Para julgamento final do processo, a corte realizou audiências públicas com a presença de 40 especialistas, contando também com representantes da Petrobras, Banco do Brasil e Caixa Econômica Federal. No passado o tema foi trazido à baila em outras ações similares (ADIn 1703-MG, Relator Ilmar Galvão, 27.11.97, DJ 13.8.99; ADIn 1724-MG, Relator Néri da Silveira, RTJ 171/410; ADIn 1549-MG, Relator Francisco Rezek, 16.12.96; ADIn 1724-MG, Relator Néri da Silveira, 11.12.97, DJ 22.10.89) e o STF se posicionou pela desnecessidade de uma lei específica para cada processo de privatização.
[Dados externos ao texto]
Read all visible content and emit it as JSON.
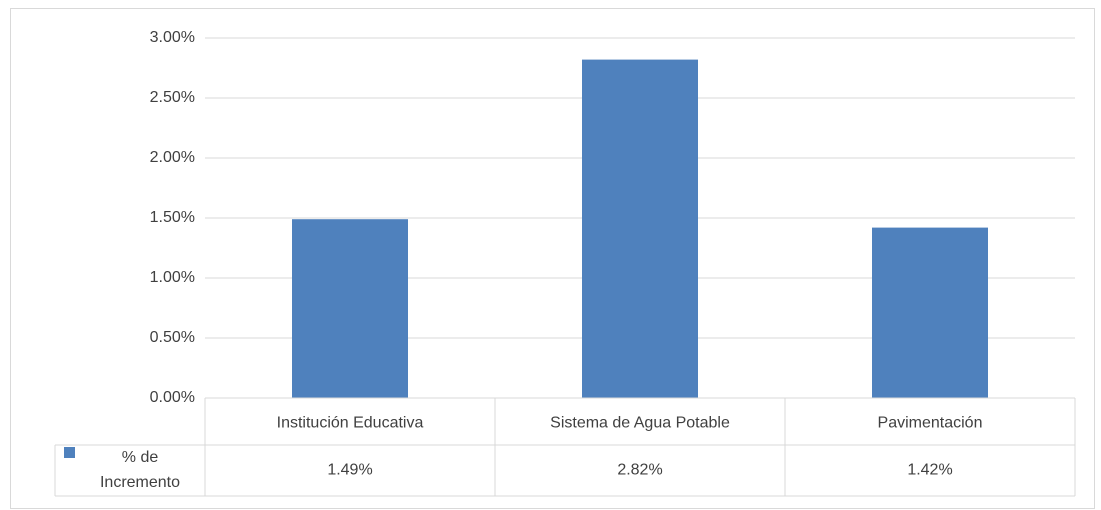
{
  "chart_data": {
    "type": "bar",
    "categories": [
      "Institución Educativa",
      "Sistema de Agua Potable",
      "Pavimentación"
    ],
    "series": [
      {
        "name": "% de Incremento",
        "color": "#4f81bd",
        "values": [
          1.49,
          2.82,
          1.42
        ],
        "value_labels": [
          "1.49%",
          "2.82%",
          "1.42%"
        ]
      }
    ],
    "ylim": [
      0,
      3
    ],
    "yticks": [
      {
        "value": 0,
        "label": "0.00%"
      },
      {
        "value": 0.5,
        "label": "0.50%"
      },
      {
        "value": 1,
        "label": "1.00%"
      },
      {
        "value": 1.5,
        "label": "1.50%"
      },
      {
        "value": 2,
        "label": "2.00%"
      },
      {
        "value": 2.5,
        "label": "2.50%"
      },
      {
        "value": 3,
        "label": "3.00%"
      }
    ],
    "grid": true,
    "data_table": true
  }
}
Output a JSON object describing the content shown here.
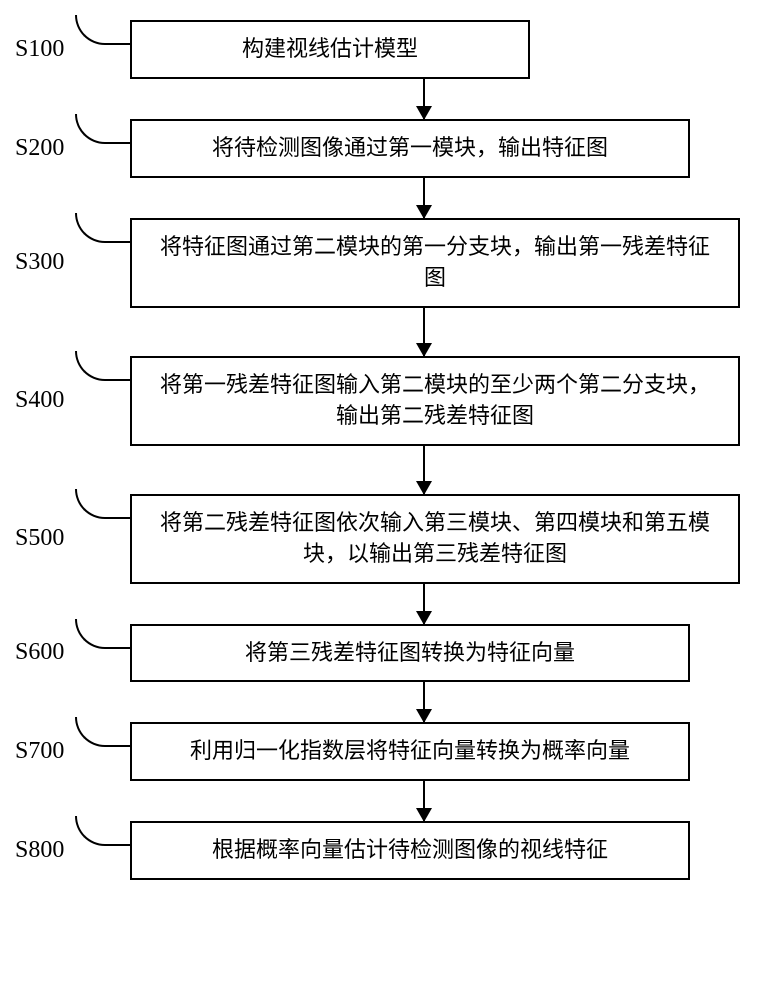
{
  "steps": [
    {
      "id": "S100",
      "text": "构建视线估计模型",
      "box_class": "box-small",
      "arrow_height": 40
    },
    {
      "id": "S200",
      "text": "将待检测图像通过第一模块，输出特征图",
      "box_class": "box-medium",
      "arrow_height": 40
    },
    {
      "id": "S300",
      "text": "将特征图通过第二模块的第一分支块，输出第一残差特征图",
      "box_class": "box-large",
      "arrow_height": 48
    },
    {
      "id": "S400",
      "text": "将第一残差特征图输入第二模块的至少两个第二分支块，输出第二残差特征图",
      "box_class": "box-large",
      "arrow_height": 48
    },
    {
      "id": "S500",
      "text": "将第二残差特征图依次输入第三模块、第四模块和第五模块，以输出第三残差特征图",
      "box_class": "box-large",
      "arrow_height": 40
    },
    {
      "id": "S600",
      "text": "将第三残差特征图转换为特征向量",
      "box_class": "box-medium",
      "arrow_height": 40
    },
    {
      "id": "S700",
      "text": "利用归一化指数层将特征向量转换为概率向量",
      "box_class": "box-medium",
      "arrow_height": 40
    },
    {
      "id": "S800",
      "text": "根据概率向量估计待检测图像的视线特征",
      "box_class": "box-medium",
      "arrow_height": 0
    }
  ],
  "styling": {
    "background_color": "#ffffff",
    "border_color": "#000000",
    "text_color": "#000000",
    "border_width": 2,
    "font_size_box": 22,
    "font_size_label": 24,
    "arrow_head_width": 16,
    "arrow_head_height": 14
  }
}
Sendo que na ADI nº562, de relatoria do ministro Ilmar Galvão, ficou consolidada, no plenário da Corte Suprema, a posição a favor da possibilidade de se entender o Programa Nacional de Desestatização como autorização genérica dada pelo Legislativo para que o Executivo faça a gestão da coisa pública e a ordenação da vida econômica no país.
 
Extrai-se do todo exposto que independente de eventuais posições políticas ou ideológicas sobre o programa de desestatização empreendido pelo atual governo, ao fim e ao cabo, é importante frisar a relevância do governo estar em necessária conformidade legal com os parâmetros jurídicos da constituição federal e demais leis esparsas. Afinal de contas, o Compliance das privatizações envolverá uma intensa participação do Legislativo, como seria de se esperar numa democracia em que os poderes interagem em harmonia e recíproco controle.
 
*João Pedro Paro – Advogado, Cientista Social e Pesquisador do Instituto de Relações Internacionais da USP. É Pós-graduado em Compliance e Direito Penal Econômico Europeu pela Universidade de Coimbra e Mestre em Direito do Estado pela USP.